Our guide, Yehuda, gave us an inside view of the latest excavations of the City of David, situated outside the walls of the Old City near the gate at the closest entrance to the Kotel. We witnessed and learned about the most recently uncovered sections of the dig which are thought to have been the actual palace of King David, from the time of the First Temple Period. We watched the digging taking place and the painstaking removal of the rocks and earth to be further checked for pieces of pottery, coins and other signs of life in the layers of this city’s history. We then walked underground through cisterns and the water shaft that was the main source of water for the upper walled city on the Temple Mount, ending up just outside the Herodian (Second Temple) walls of the Kotel.
So why was this visit to the City of David the highlight of my trip?

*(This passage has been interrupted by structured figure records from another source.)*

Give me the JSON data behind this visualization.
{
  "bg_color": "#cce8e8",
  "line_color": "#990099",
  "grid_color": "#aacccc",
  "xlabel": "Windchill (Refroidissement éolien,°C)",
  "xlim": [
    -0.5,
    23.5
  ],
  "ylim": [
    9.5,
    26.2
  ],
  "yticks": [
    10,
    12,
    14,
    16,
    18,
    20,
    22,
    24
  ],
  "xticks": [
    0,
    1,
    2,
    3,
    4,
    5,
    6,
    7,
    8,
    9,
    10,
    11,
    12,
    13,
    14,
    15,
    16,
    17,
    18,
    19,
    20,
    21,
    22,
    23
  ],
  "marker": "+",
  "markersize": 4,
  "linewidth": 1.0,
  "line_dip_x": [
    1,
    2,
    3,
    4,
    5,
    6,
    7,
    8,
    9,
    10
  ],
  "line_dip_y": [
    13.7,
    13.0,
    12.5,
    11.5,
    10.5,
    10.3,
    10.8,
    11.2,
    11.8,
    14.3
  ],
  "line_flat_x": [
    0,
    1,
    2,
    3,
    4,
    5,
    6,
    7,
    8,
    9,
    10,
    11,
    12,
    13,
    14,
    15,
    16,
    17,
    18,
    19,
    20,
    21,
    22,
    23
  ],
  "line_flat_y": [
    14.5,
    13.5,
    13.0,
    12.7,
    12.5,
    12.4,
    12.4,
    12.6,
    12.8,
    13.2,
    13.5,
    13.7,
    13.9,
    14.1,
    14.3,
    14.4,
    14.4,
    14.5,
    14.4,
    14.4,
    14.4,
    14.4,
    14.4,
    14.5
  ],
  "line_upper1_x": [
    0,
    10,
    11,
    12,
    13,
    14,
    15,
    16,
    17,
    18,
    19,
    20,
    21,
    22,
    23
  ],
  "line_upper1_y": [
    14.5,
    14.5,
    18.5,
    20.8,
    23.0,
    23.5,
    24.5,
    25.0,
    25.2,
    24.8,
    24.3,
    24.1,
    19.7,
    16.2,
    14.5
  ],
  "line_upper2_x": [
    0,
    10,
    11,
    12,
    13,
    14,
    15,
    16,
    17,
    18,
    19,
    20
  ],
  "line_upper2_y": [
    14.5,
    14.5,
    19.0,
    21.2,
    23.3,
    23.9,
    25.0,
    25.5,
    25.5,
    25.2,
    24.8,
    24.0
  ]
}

It was the highlight of my trip because of its personal meaning for me and my connection to the Jewish people. My life is all about being Jewish – from the moment I wake up and try to recite the morning prayers, to my work at Akiva and in our community, and to my efforts to educate my children and raise them in a home that models living and loving Judaism. But every so often, I need to be reminded in a very real way, why I am doing this. Life becomes rote and routine, and then something comes along to inspire the connection that you have to being a Jew. That inspiration for me was in a 2000 year old water tunnel. It was a moment that brought me back to the history that I was taught at my Jewish day schools in Toronto and to memories of my year of study in Israel. It was a moment that made me feel connected to King David, to our Tanach and to the history of my people. I felt in touch with the belief that I am truly a part of an influential and powerful history of an amazing and complicated people. Our history encompasses wars and struggles, prayers and unwavering dedication, education, books and philosophies, and the ability to build and rebuild. This moment was an affirmation for me to continue on this path and find the best ways to keep inspiring our children and students to understand the gift of being a Jew. It was a moment of hope and a moment of challenge.
There’s no better place on earth than being in Israel to make you feel like you are at home. Snow or no snow.